Jesus is consistent in calling his disciples to forgive. In the Lord’s Prayer, Jesus asks the Heavenly Father to forgive “as we forgive” others. This becomes a rather informative phrase for those of us who are not quick to forgive others, or even consistent in who we forgive or what we forgive.

Do we forgive those closest to us more often than those on the margins of our acquaintance? Do we forgive the privileged more than the underprivileged? Do we forgive the child more readily than the adult? And what do we forgive — a debt? a tresspass? a sin? a minor slight? a major upheaval? These are not easy to answer, and may vary in our experience.

One easily engages in verbal barbs with a colleague over something rather ridiculous, without thought of forgiving them. Why? The same occurs in traffic when someone’s impulsive driving causes us frustration. Do we forgive then? And what of the mistakes that cost a spouse, a IMG_20150730_115706child, a loved one, an employee, an employer time or money or dignity? Do we forgive these?

“Forgive us… as we forgive…”

All sins, debts, and trespasses encroach on someone else’s life journey; they affect more than just the sinner, debtor, or trespasser. In some cases, the effect is enormous, in others light. The Lord’s prayer teaches us that our forgiveness of small misdeeds allows God and others to forgive our small misdeeds. Forgiveness of larger misdeeds allows God and others to forgive our large misdeeds. Notice that the prayer of forgiveness rises to God first with a covenantal caveat. Inasmuch as we are forgiven by God, so we must forgive others. For those of us baptized for the remission of all our sins — original and personal — we see in the Lord’s Prayer the need for continual conversion of heart and mind in a spirit in an attitude of forgiveness. Otherwise, our so-called salvation is no salvation at all and puts into question our relationship to God and his Christ.

The call to forgiveness is a call to reconciliation through love. We forgive because we love. Without active love, there is no possibility of forgiveness. Beyond this comes a catharsis borne of that love:  When we forgive, we release the burden of the misdeed weighing on our minds. We give ourselves the right and privilege to be free of its torment —  and pass the right and privilege on to others to also be free from the guilt and shame of the misdeed. May we all learn to forgive each other more readily.

Easter: A New Beginning

Photo taken 2015 of a Mosaic at The Athenaeum, Cincinnati, OH
The Risen Christ

The Resurrection of Jesus ought to bring overwhelming joy to those who claim Jesus Christ as savior. Jesus’ crucifixion — the epitome of human indignity — does not stop the God of Life. By overcoming Death, God through Jesus shows humankind the ultimate power and resilience of life and offers a more powerful alternative to Death in all of its manifestations.
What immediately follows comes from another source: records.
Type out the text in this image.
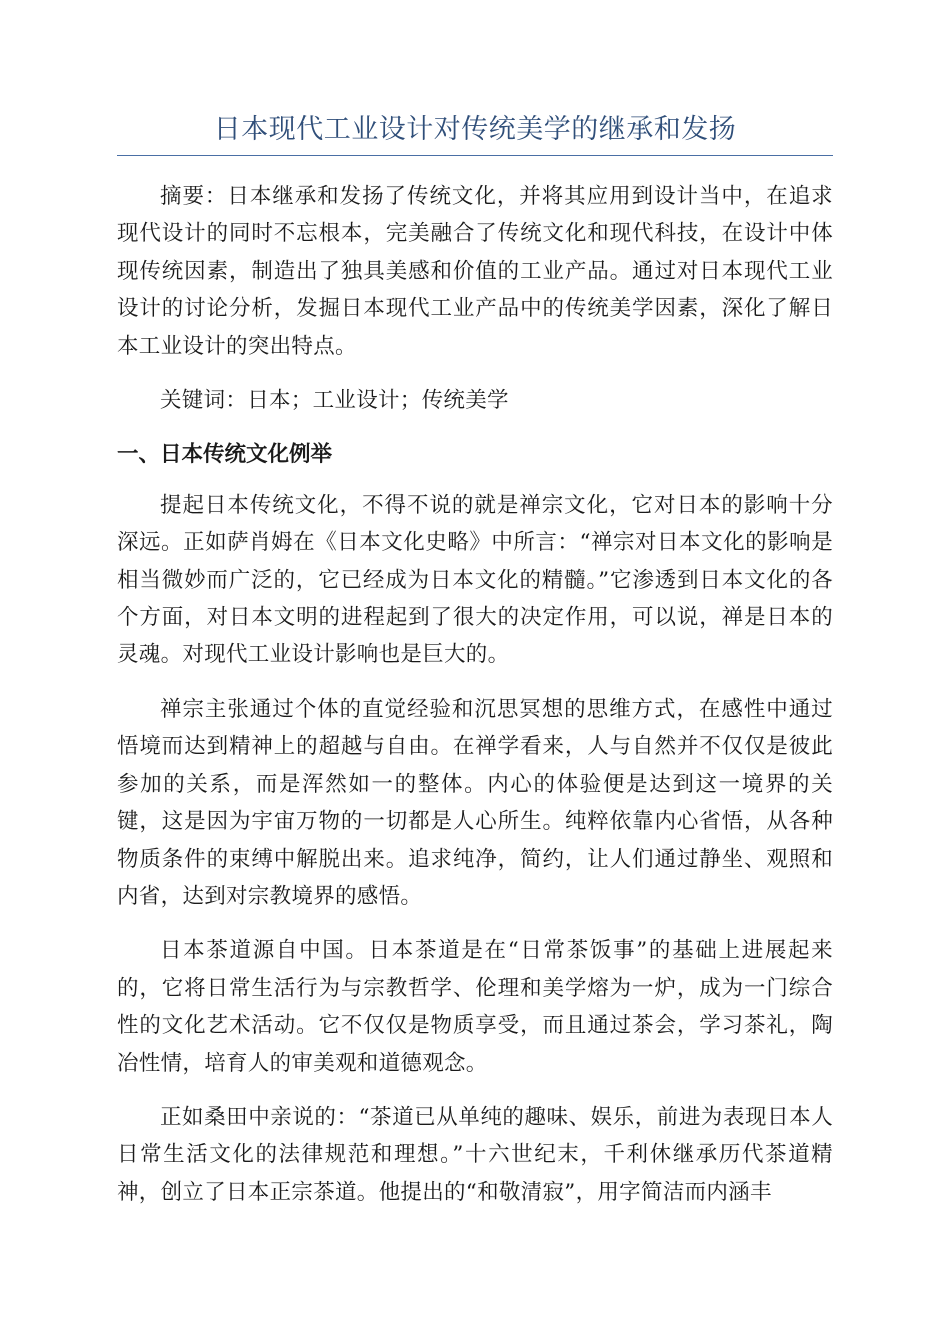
日本现代工业设计对传统美学的继承和发扬

摘要：日本继承和发扬了传统文化，并将其应用到设计当中，在追求现代设计的同时不忘根本，完美融合了传统文化和现代科技，在设计中体现传统因素，制造出了独具美感和价值的工业产品。通过对日本现代工业设计的讨论分析，发掘日本现代工业产品中的传统美学因素，深化了解日本工业设计的突出特点。

关键词：日本；工业设计；传统美学

一、日本传统文化例举

提起日本传统文化，不得不说的就是禅宗文化，它对日本的影响十分深远。正如萨肖姆在《日本文化史略》中所言：“禅宗对日本文化的影响是相当微妙而广泛的，它已经成为日本文化的精髓。”它渗透到日本文化的各个方面，对日本文明的进程起到了很大的决定作用，可以说，禅是日本的灵魂。对现代工业设计影响也是巨大的。

禅宗主张通过个体的直觉经验和沉思冥想的思维方式，在感性中通过悟境而达到精神上的超越与自由。在禅学看来，人与自然并不仅仅是彼此参加的关系，而是浑然如一的整体。内心的体验便是达到这一境界的关键，这是因为宇宙万物的一切都是人心所生。纯粹依靠内心省悟，从各种物质条件的束缚中解脱出来。追求纯净，简约，让人们通过静坐、观照和内省，达到对宗教境界的感悟。

日本茶道源自中国。日本茶道是在“日常茶饭事”的基础上进展起来的，它将日常生活行为与宗教哲学、伦理和美学熔为一炉，成为一门综合性的文化艺术活动。它不仅仅是物质享受，而且通过茶会，学习茶礼，陶冶性情，培育人的审美观和道德观念。

正如桑田中亲说的：“茶道已从单纯的趣味、娱乐，前进为表现日本人日常生活文化的法律规范和理想。”十六世纪末，千利休继承历代茶道精神，创立了日本正宗茶道。他提出的“和敬清寂”，用字简洁而内涵丰
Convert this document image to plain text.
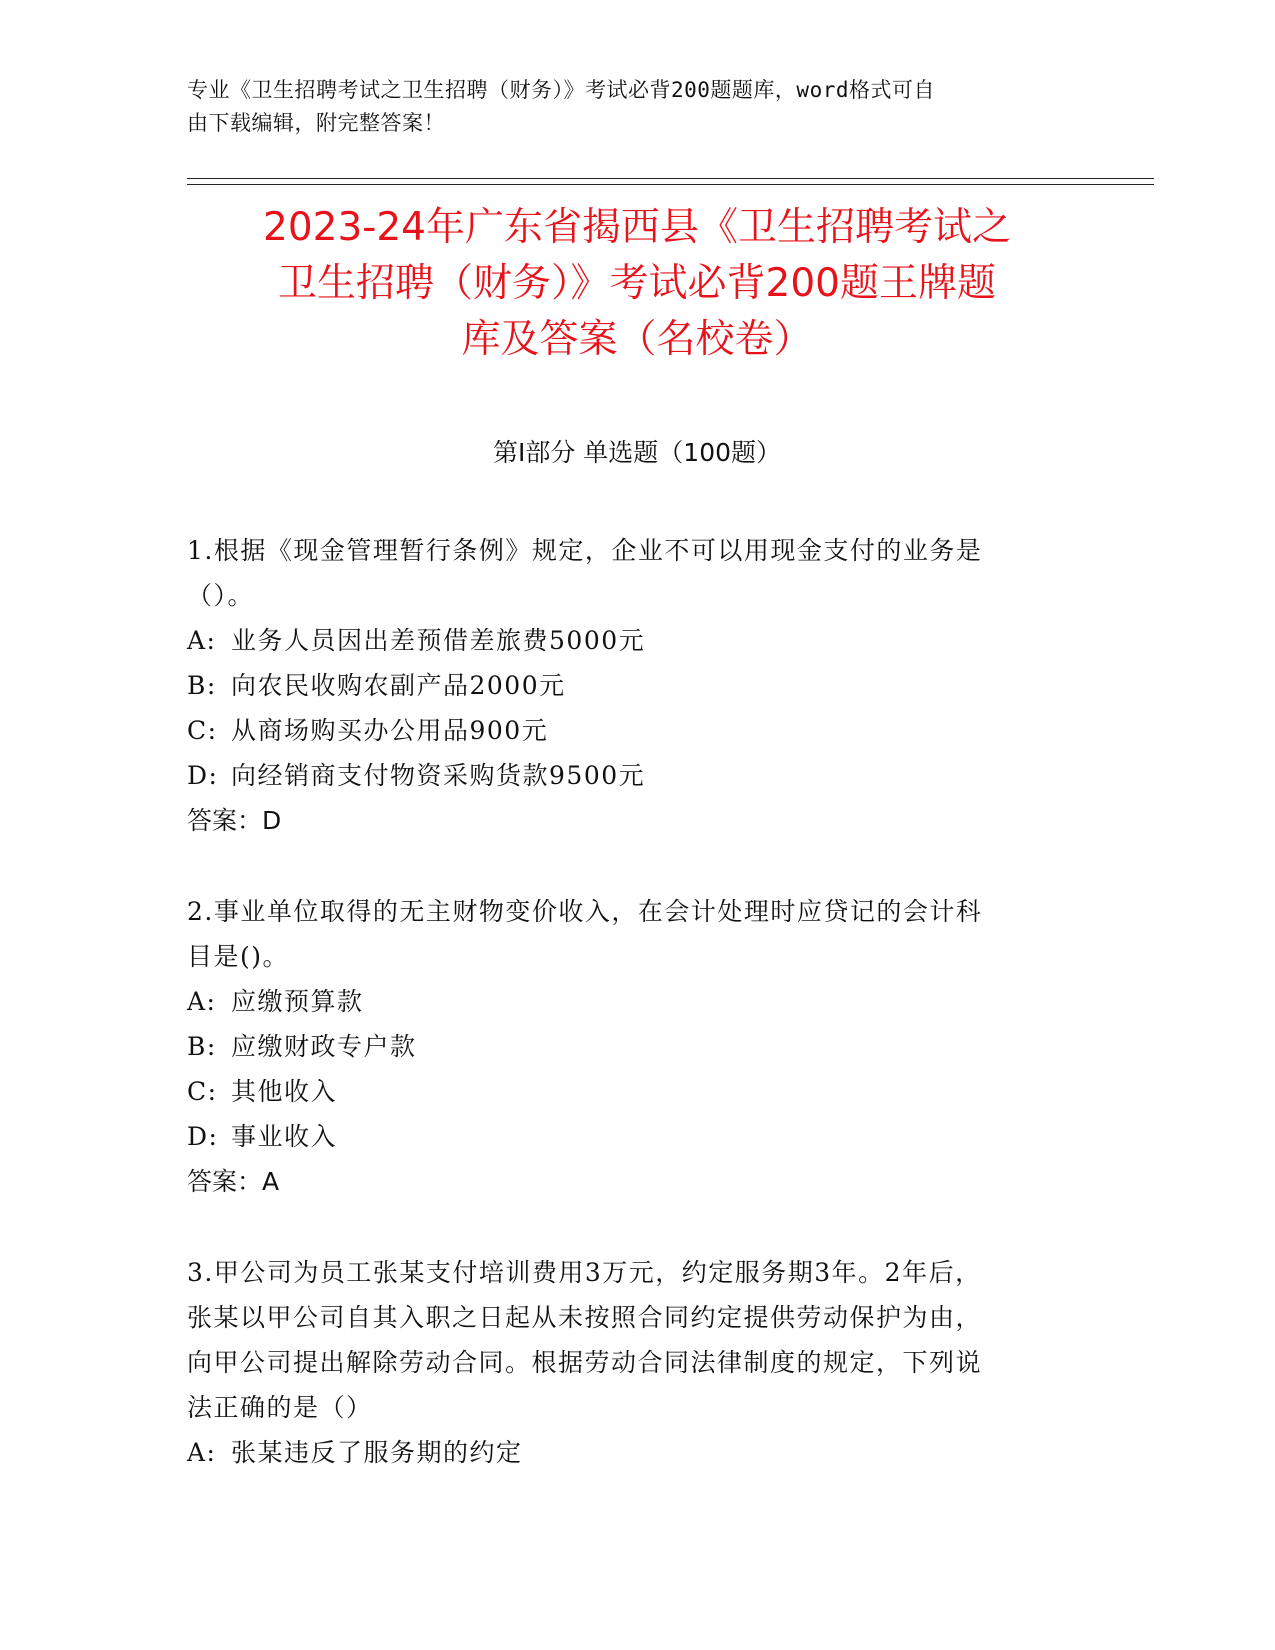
专业《卫生招聘考试之卫生招聘（财务）》考试必背200题题库，word格式可自
由下载编辑，附完整答案！
2023-24年广东省揭西县《卫生招聘考试之
卫生招聘（财务）》考试必背200题王牌题
库及答案（名校卷）
第Ⅰ部分 单选题（100题）

1.根据《现金管理暂行条例》规定，企业不可以用现金支付的业务是

（）。

A: 业务人员因出差预借差旅费5000元

B: 向农民收购农副产品2000元

C: 从商场购买办公用品900元

D: 向经销商支付物资采购货款9500元

答案：D

2.事业单位取得的无主财物变价收入，在会计处理时应贷记的会计科

目是()。

A: 应缴预算款

B: 应缴财政专户款

C: 其他收入

D: 事业收入

答案：A

3.甲公司为员工张某支付培训费用3万元，约定服务期3年。2年后，

张某以甲公司自其入职之日起从未按照合同约定提供劳动保护为由，

向甲公司提出解除劳动合同。根据劳动合同法律制度的规定，下列说

法正确的是（）

A: 张某违反了服务期的约定
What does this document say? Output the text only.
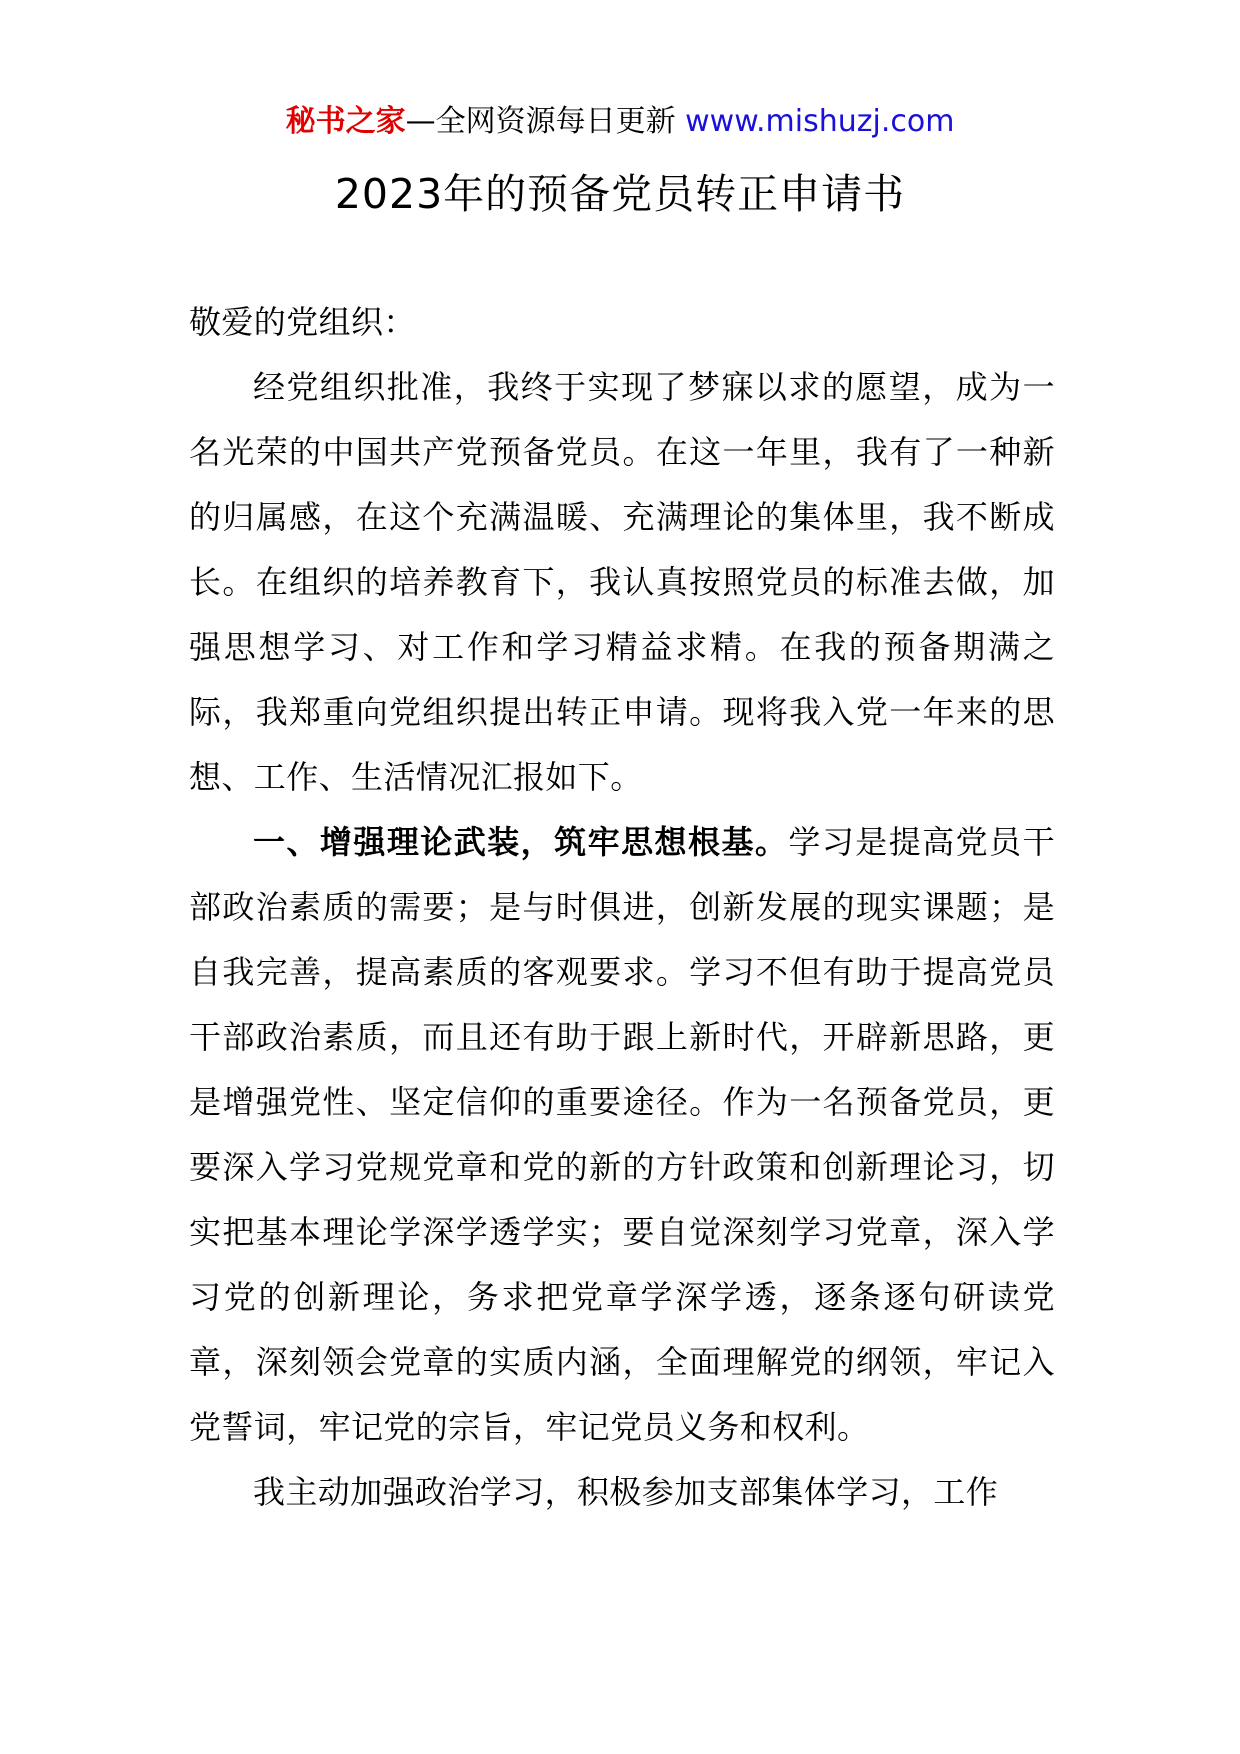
秘书之家—全网资源每日更新 www.mishuzj.com
2023年的预备党员转正申请书

敬爱的党组织：

经党组织批准，我终于实现了梦寐以求的愿望，成为一名光荣的中国共产党预备党员。在这一年里，我有了一种新的归属感，在这个充满温暖、充满理论的集体里，我不断成长。在组织的培养教育下，我认真按照党员的标准去做，加强思想学习、对工作和学习精益求精。在我的预备期满之际，我郑重向党组织提出转正申请。现将我入党一年来的思想、工作、生活情况汇报如下。

一、增强理论武装，筑牢思想根基。学习是提高党员干部政治素质的需要；是与时俱进，创新发展的现实课题；是自我完善，提高素质的客观要求。学习不但有助于提高党员干部政治素质，而且还有助于跟上新时代，开辟新思路，更是增强党性、坚定信仰的重要途径。作为一名预备党员，更要深入学习党规党章和党的新的方针政策和创新理论习，切实把基本理论学深学透学实；要自觉深刻学习党章，深入学习党的创新理论，务求把党章学深学透，逐条逐句研读党章，深刻领会党章的实质内涵，全面理解党的纲领，牢记入党誓词，牢记党的宗旨，牢记党员义务和权利。

我主动加强政治学习，积极参加支部集体学习，工作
God undermines all the myths and lies of Hell by tearing the proverbial door of Death off of its hinges. Jesus’ crucifixion becomes itself an act that paradoxically spotlight’s humanity’s inherent dignity in the face of utter indignity against it. In Scripture, Jesus’ lived humility, charity, suffering, and grace endure through the tortures and indignities he suffers. And in rising, Jesus shows his followers a new way, a new beginning, a renewed sense of dignity that they have always had.

Some of Jesus’ own disciples viewed his death as an unfair ending to a righteously lived life. It took an empty tomb and more than a few appearances to shift the disciples (followers) — women and men — into apostles (those sent forth). Our lives may not be anywhere near righteous, but if we call ourselves disciples of Jesus, the Resurrection graces us with the promise of regeneration of body and spirit. This promise teaches us that we are more than by-standers and more than followers. We are apostles, called to bring others to this life-giving, resurrected Jesus.

Sometimes, we focus only on the ending of a season in our lives, whatever that may be. Instead, we ought to shift our focus to the new beginning such an ending affords. The ending forces us to examine our lives, to scrutinize our behaviors and mindsets; the resurrection allows us to draw from within the courage to claim a new path, to draw a fresh breath, to erase the past and start over. It is truly what Baptism does sacramentally and symbolically, and is why Christians around the world welcome new members into the faith through baptism — at Easter, or at any time of year.

Isn’t that what is truly meant by the ancient Latin phrase Ite Missa Est? “Go, It’s the Dismissal.” We are dismissed to be no longer disciples only, but apostles proclaiming the Good News. The end of every worship service, every Mass, every solemn assembly, every season, is a new beginning.